Abandonment

The nest, eloquently laid of brittle twigs, holds
a knitted cup of coffee/color pine needles mingled
with wispy leaves and lies in the branching Y
of Pyracantha, framed by Aprils’ white corymbs
and shielded by the tan brick wall of my home.

Four blue/gray air-brushed eggs glow a tinge
of brown speckling. All has been abandoned.
They lie, lovingly deprived of apprehensions,
of ever wondering why; what forced their mother
to be to flee one instinct for another.

Perhaps, our prying eyes or the cat crouching,
or the bullying gang of jays flaunting
their colors; threatening hate crimes.
Perhaps, it was only a roving eye, a perceived
greener tree…an inexplicable unease.

Comments

5 responses to “Abandonment”

  1. Anne Avatar
    Anne

    There’s something so sad and poignant about an abandoned nest.
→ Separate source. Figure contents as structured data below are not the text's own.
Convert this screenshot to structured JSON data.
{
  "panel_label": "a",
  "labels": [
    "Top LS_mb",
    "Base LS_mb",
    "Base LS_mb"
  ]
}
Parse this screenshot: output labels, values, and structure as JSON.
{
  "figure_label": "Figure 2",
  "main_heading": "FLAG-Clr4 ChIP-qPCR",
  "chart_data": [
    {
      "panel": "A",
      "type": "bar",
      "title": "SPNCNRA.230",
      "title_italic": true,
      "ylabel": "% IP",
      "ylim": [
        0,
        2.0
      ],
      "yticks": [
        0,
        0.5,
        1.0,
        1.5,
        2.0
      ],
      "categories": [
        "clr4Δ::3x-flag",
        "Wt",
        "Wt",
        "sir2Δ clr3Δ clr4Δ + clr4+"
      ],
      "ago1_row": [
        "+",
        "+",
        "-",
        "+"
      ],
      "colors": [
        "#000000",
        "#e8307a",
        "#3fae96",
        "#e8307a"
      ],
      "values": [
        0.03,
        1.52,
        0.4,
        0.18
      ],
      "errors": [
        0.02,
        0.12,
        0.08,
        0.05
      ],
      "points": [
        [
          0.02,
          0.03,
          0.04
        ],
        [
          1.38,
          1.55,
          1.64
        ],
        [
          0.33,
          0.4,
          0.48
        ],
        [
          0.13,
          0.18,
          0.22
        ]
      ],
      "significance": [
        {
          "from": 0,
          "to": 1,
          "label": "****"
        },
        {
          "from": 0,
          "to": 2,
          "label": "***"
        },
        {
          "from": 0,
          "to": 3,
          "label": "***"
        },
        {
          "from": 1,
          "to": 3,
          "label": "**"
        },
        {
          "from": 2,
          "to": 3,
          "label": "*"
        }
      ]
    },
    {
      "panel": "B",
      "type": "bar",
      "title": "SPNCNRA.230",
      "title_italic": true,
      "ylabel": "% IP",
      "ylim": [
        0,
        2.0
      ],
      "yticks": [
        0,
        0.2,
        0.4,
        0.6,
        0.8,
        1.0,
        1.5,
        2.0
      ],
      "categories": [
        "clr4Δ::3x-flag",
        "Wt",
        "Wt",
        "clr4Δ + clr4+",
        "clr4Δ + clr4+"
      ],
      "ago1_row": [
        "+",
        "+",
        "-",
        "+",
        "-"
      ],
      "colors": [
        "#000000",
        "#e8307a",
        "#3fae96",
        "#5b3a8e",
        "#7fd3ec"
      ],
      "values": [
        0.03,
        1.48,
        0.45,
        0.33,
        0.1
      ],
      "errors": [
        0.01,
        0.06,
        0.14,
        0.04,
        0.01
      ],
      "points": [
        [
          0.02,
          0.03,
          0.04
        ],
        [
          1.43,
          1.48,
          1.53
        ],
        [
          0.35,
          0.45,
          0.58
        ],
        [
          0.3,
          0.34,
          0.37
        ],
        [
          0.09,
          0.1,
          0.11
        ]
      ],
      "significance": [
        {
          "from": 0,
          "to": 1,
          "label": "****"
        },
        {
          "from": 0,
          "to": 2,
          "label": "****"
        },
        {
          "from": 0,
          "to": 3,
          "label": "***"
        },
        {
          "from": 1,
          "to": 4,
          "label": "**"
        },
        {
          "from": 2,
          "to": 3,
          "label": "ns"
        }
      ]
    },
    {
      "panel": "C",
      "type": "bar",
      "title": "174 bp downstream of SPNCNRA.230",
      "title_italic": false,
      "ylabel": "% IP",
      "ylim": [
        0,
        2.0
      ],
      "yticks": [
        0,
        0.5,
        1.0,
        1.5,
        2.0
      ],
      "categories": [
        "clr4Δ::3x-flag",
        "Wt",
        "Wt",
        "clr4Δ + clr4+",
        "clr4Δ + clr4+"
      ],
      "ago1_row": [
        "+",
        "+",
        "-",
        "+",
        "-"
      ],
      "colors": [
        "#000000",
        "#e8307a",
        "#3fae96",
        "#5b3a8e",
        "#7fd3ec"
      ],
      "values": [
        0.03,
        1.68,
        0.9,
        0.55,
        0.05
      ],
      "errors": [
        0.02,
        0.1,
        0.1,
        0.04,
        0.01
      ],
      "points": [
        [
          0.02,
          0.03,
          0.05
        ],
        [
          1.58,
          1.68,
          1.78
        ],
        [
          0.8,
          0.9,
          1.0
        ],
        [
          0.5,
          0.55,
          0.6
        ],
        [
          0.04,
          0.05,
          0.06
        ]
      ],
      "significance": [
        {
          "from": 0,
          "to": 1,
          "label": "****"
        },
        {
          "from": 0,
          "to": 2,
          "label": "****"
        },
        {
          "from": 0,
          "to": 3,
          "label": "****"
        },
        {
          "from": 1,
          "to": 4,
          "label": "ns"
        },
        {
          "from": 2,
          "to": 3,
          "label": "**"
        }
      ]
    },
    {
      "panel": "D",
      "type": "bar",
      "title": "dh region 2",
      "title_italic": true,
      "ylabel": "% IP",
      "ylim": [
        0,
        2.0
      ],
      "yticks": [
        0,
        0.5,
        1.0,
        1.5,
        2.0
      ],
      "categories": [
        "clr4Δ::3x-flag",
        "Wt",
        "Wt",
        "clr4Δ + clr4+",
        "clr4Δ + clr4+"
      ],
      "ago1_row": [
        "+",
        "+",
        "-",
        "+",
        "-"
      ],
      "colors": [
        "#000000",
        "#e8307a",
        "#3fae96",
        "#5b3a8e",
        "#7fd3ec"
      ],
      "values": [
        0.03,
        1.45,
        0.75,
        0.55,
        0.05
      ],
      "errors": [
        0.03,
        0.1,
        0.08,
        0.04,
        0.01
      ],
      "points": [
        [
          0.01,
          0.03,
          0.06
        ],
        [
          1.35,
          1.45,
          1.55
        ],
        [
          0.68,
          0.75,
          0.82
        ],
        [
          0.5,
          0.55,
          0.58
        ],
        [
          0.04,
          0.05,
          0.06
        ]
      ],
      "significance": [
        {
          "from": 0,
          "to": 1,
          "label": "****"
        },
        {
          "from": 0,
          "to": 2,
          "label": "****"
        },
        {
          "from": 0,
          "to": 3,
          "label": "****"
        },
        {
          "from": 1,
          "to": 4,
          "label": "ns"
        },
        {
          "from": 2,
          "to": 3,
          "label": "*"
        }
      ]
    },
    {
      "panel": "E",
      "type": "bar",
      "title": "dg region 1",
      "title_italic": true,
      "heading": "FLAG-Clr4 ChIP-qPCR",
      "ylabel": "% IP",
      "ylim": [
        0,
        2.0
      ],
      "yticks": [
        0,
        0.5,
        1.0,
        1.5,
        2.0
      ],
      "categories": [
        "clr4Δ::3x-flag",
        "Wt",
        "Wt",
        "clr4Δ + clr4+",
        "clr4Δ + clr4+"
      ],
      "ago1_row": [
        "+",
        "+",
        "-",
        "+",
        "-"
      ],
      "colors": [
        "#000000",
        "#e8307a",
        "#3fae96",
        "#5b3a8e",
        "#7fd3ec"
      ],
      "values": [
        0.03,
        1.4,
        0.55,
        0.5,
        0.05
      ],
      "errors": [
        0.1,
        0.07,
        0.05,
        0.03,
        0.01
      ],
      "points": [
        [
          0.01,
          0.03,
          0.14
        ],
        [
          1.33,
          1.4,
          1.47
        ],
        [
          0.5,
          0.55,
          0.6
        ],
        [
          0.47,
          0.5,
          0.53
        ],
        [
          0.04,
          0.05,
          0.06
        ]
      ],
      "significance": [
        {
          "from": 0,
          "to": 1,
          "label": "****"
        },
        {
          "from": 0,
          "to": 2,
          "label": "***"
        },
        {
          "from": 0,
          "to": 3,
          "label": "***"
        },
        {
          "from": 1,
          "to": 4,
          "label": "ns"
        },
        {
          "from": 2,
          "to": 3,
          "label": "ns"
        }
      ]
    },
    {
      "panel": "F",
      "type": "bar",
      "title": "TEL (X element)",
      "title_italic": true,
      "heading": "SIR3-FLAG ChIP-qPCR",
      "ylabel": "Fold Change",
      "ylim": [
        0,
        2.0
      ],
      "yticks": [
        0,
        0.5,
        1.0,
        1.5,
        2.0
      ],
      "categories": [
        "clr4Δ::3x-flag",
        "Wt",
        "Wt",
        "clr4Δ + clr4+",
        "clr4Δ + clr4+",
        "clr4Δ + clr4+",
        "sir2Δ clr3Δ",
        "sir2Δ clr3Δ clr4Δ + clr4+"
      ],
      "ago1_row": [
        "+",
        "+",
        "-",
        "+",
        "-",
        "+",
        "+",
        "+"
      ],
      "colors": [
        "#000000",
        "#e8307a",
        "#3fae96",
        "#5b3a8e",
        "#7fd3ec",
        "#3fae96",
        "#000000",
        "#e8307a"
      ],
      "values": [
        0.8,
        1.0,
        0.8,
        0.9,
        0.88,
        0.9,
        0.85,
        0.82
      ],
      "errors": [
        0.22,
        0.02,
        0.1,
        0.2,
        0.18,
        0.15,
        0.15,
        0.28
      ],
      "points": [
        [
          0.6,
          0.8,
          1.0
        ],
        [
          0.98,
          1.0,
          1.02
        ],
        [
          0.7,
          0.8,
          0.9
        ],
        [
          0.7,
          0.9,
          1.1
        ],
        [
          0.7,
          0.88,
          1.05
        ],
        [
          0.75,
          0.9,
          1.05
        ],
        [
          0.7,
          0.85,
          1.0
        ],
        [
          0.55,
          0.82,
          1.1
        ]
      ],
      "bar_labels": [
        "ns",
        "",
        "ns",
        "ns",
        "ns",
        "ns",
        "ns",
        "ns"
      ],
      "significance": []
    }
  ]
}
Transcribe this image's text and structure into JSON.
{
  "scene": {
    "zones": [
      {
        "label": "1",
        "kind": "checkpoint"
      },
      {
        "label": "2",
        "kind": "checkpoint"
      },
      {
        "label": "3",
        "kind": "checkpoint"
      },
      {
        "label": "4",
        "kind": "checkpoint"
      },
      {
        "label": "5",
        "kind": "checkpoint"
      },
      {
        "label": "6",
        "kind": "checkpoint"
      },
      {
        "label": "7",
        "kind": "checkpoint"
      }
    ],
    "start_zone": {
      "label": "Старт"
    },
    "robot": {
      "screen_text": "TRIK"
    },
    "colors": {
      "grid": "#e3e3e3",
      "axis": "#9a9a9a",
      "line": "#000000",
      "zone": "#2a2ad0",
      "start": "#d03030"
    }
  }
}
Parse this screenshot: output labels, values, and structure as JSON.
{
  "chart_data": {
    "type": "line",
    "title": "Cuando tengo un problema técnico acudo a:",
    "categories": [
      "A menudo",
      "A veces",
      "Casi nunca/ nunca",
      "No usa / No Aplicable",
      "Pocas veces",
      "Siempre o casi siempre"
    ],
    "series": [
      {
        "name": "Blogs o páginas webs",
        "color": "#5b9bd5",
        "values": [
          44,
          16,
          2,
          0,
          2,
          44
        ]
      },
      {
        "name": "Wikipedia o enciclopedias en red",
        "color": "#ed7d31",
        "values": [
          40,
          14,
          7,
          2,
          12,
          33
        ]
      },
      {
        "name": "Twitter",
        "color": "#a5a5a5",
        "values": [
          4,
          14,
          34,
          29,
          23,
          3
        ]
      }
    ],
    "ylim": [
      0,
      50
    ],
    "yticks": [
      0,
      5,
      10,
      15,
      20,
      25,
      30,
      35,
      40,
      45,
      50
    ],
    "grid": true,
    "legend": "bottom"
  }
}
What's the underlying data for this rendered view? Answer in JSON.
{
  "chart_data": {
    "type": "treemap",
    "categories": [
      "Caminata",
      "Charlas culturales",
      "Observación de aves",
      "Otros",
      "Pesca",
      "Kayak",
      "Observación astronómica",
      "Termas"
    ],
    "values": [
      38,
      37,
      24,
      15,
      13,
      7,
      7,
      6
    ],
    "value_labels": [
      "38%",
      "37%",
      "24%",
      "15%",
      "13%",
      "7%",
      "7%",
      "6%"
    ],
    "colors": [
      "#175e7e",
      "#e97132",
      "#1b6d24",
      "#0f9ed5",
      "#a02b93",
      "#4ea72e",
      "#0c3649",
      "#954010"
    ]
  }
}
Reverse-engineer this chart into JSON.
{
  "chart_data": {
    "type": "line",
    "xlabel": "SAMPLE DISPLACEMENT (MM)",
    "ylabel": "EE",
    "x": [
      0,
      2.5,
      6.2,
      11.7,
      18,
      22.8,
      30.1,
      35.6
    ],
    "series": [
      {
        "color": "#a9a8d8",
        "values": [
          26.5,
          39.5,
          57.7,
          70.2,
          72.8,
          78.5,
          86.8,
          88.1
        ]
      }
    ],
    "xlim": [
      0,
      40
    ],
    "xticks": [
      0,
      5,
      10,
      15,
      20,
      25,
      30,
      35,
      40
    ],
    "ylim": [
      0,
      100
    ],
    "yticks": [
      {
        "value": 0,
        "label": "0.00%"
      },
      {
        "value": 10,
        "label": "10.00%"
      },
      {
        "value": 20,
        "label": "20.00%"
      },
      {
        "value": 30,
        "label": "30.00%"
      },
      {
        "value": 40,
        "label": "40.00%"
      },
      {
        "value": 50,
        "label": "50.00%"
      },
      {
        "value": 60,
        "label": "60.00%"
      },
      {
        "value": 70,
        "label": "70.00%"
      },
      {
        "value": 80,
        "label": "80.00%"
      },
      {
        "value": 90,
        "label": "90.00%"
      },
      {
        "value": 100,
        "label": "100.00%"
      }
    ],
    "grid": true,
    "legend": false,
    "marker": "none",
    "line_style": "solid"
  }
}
You capture a really sinister sense of foreboding here too though, that ‘inexplicable unease’ as you end the poem sends quite a chill through me. Very well executed, and I do like some of the words here – ‘Pyracantha’ and ‘corymbs’, lovely!

    1. Leo Avatar

      The poem was, I think, going to be longer but when that phrase appeared (magicly) I kept repeating it over and over and knew that was where it should end. In the last line I felt myself no longer speaking of birds but of humans. Leo

      1. Anne Avatar
        Anne

        Interesting you say that about the possible shift from focus on birds- I can see what you mean.
        And I think the poem finishes at the right point too, allowing a kind of unease to filter through in its sudden abandonment and full stop.
        Some very sad poems recently though. 😦

  2. Susan L Daniels Avatar

    This is so sad. When I was a kid I found an abandoned hummingbird nest, tiny and so beautiful, with tiny eggs in it. This has the feel of that experience to it.

    1. Leo Avatar

      Thanks for reading, Susan. This one was (is) a Brown Thrasher’s nest. They seem a lot more skiddish than some birds.